Ancak, Elkantara’da yapılan savaşta (3 Şubat) kanalı geçmeyi başaramayınca,
çekilme emri alan kuvvetler (4 Şubat) Birüssebi ve Gazze bölgesinde toplandı
(15 Şubat).
Çanakkale
Cephesi : İngiltere’nin isteği üzerine, Çanakkale Boğazını geçmek,
Ruslara yardım etmek ve Türkleri tecrit etmek amacıyla, denizden saldırıya
geçen İtilâf devletleri, ağır gemi kayıpları vererek çekildiler (18 Mart). Daha
sonra donanma desteğinde Gelibolu’ya çıkarılan İngiliz, Fransız ve Anzak
kuvvetleri Türk ordusunun yaptığı başarılı savunma harekâtı sonucu yıl sonunda
Gelibolu’yu boşaltmak zorunda kaldılar. Rusya ile doğrudan bağlantı
kurulamadığı için bu ülkeye gerekli yardım yapılamadığından, Ekim Devrimine ve
dolayısıyla büyük bir itila^f devletinin, erkenden çökmesine yol açan,
Çanakkale, Birinci Dünya Savaşı’nın en önemli cephelerinden biri sayılır.
Kafkas
Cephesi : Getirdikleri taze birliklerle güçlendirdikleri 200.000
kişilik bir orduyla iki koldan Erzurum ve öteki kesimlere karşı saldırılarını
sürdüren Ruslar, harekâta Ermenileri de kattılar. Bu arada, Erzurum
çevresindeki 3. Ordu birlikleri arasında tifüs salgını başgösterdi. Osmanlı
hükümeti, buradaki Ermeni halkını Suriye
ve Irak’a yerleştirerek gerekli güvenlik önlemlerini almaya başladı.
Öte
yandan, Tortum ve Karaköse yönlerinden saldırıya geçen Rus kuvvetleri, Van ile
Malazgirt’i ele geçirdiler (27 Mayıs).
1916
Bu
koşullar altında Rusya’daki durumu oluruna bırakma kararı alan Falkenhayn, baş
rakibi saydığı İngiltere’deki en büyük desteği olan Fransız ordusunu saf dışı
bırakmayı hedefledi. Böylece Almanlar,
21 Şubat’tan Ağustos ortalarına dek Verdun’de Fransız ordusunun
mevcudunu tüketerek kesin bir zafer elde etmeyi umdular ancak Pétain ve Nivelle’in başarılı
direnmesiyle karşılaştılar.
Doğuda
: Verdun’u rahatlatmak ve Somme’a bir müttefik saldırısı
gerçekleştirmek için, Brusilov komutasındaki Ruslar Galiçya ve Bukovina’da
parlak bir zafer kazandılar (Haziran-Ağustos). Bu zafer çarlık ordusunun son
başarısı oldu.
Türk
Cepheleri :
Galiçya
Cephesi : Selanik bölgesinde üslenen general Sarrail kuvvetlerinin
saldırıya geçmesi ve Rusya’nın da Bulgaristan’ın Karadeniz kıyılarına asker
çıkaracağı haberlerinin yayılması üzerine Bulgarlar Türkiye’den yardım
istediler. Ancak, bu sırada Rus orduları Galiçya’da ilerlemeye başladığından,
Alman Başkomutanlığı yardımın Galiçya cephesine yapılmasını istedi. Böylece 14.
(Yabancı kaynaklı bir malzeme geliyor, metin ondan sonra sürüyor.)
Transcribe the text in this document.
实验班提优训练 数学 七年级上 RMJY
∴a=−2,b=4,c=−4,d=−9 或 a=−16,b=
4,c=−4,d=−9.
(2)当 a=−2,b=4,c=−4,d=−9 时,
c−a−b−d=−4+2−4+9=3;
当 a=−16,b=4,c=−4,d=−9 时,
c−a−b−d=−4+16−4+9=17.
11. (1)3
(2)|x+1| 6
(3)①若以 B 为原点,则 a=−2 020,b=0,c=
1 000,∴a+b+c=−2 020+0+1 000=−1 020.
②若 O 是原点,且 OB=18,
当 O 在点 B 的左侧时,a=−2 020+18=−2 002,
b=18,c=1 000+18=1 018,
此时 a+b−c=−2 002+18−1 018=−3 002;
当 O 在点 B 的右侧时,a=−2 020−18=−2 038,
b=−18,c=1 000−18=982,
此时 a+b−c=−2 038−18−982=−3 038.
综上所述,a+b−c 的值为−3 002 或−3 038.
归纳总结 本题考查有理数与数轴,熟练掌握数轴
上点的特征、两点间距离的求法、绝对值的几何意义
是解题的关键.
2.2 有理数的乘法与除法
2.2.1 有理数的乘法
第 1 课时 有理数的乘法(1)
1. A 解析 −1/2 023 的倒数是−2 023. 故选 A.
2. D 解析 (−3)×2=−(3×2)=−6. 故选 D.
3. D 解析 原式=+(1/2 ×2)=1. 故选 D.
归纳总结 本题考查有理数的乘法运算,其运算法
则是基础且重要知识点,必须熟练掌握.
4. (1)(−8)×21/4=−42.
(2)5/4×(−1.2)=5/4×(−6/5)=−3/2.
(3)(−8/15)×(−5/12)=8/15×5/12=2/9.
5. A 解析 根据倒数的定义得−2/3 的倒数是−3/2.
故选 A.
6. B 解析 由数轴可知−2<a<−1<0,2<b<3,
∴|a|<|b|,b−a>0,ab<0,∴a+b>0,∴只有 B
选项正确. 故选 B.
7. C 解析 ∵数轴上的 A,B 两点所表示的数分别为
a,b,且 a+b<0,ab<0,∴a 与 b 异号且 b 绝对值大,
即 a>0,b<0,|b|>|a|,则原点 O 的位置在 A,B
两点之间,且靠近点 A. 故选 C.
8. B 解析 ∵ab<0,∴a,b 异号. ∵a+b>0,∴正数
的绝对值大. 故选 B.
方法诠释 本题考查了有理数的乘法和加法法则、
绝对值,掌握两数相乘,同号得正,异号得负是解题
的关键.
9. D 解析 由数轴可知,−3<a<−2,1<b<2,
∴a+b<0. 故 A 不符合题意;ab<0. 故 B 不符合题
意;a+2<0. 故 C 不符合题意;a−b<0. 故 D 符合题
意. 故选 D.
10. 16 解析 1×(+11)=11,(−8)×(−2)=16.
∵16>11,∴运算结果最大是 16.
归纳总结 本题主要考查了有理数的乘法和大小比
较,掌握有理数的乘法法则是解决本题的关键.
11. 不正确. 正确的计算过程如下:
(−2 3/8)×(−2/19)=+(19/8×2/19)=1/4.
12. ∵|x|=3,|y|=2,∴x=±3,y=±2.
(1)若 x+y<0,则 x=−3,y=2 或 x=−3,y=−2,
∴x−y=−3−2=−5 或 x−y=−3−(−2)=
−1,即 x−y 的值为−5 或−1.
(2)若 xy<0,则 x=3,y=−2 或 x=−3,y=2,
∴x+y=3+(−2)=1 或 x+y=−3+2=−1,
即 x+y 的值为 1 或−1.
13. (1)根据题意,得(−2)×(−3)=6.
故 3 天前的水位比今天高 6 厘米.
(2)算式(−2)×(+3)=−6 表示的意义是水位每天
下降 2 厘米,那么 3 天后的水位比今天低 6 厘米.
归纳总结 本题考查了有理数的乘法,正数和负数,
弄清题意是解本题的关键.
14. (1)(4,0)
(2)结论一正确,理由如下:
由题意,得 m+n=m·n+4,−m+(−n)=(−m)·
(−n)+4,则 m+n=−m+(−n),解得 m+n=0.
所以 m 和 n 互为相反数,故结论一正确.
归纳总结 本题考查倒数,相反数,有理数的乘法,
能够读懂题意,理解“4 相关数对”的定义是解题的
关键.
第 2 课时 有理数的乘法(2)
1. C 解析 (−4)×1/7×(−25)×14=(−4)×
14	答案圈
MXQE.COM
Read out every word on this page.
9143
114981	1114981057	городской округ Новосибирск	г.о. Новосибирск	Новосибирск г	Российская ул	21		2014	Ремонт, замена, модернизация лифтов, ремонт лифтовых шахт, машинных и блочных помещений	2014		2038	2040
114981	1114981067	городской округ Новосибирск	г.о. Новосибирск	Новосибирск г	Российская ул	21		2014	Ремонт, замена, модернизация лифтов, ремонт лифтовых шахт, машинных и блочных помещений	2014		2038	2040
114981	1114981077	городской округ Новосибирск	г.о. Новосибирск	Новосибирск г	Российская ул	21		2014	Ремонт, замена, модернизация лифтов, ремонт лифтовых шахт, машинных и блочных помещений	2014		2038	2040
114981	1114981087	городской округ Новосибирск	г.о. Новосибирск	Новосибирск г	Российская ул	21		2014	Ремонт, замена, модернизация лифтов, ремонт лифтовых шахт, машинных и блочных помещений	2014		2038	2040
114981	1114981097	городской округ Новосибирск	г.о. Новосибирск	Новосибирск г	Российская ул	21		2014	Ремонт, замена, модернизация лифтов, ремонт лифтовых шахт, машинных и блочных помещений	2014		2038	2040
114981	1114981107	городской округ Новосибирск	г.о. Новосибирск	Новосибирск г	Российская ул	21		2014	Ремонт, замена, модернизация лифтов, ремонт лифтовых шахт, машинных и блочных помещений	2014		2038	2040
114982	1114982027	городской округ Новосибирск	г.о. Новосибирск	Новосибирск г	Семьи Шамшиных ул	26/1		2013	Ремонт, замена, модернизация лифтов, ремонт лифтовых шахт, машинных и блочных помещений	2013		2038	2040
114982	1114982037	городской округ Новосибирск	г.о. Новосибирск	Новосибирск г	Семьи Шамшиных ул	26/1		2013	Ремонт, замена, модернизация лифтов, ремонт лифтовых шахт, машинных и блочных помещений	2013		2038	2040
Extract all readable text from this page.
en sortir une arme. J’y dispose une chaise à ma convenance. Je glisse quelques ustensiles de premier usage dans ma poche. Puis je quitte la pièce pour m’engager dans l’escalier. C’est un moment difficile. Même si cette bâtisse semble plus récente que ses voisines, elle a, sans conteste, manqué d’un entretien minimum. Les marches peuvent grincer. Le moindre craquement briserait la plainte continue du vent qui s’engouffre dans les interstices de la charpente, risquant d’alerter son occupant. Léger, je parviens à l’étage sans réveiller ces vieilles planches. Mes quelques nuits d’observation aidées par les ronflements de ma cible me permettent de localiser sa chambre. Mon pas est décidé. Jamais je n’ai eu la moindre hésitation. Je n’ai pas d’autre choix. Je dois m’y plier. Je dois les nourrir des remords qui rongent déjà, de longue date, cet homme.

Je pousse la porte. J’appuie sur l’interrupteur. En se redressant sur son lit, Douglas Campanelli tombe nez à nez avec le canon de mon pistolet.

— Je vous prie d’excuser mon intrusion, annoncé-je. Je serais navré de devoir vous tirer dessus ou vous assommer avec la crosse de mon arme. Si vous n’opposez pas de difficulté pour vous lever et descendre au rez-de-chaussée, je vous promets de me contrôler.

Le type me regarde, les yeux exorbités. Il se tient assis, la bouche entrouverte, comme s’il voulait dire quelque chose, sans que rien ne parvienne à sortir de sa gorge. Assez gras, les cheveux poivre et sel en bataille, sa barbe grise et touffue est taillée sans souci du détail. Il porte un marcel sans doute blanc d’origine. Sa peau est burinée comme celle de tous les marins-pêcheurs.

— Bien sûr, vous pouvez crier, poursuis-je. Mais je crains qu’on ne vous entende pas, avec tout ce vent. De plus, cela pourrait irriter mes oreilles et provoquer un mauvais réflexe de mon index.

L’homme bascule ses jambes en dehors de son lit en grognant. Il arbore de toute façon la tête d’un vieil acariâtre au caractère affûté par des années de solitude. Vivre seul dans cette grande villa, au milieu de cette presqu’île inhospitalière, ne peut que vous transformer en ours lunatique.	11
Kolordu ve Yakup Şevki Paşa komutasındaki 15. Kolordu, trenlerle Galiçya
cephesine taşındı (23 Temmuz).
Romanya
Cephesi : Romanya’nın Avusturya’ya savaş ilânı üzerine (27 Ağustos)
bölgede dengeyi kurabilmek ve Bulgarları desteklemek için 15. ve 25.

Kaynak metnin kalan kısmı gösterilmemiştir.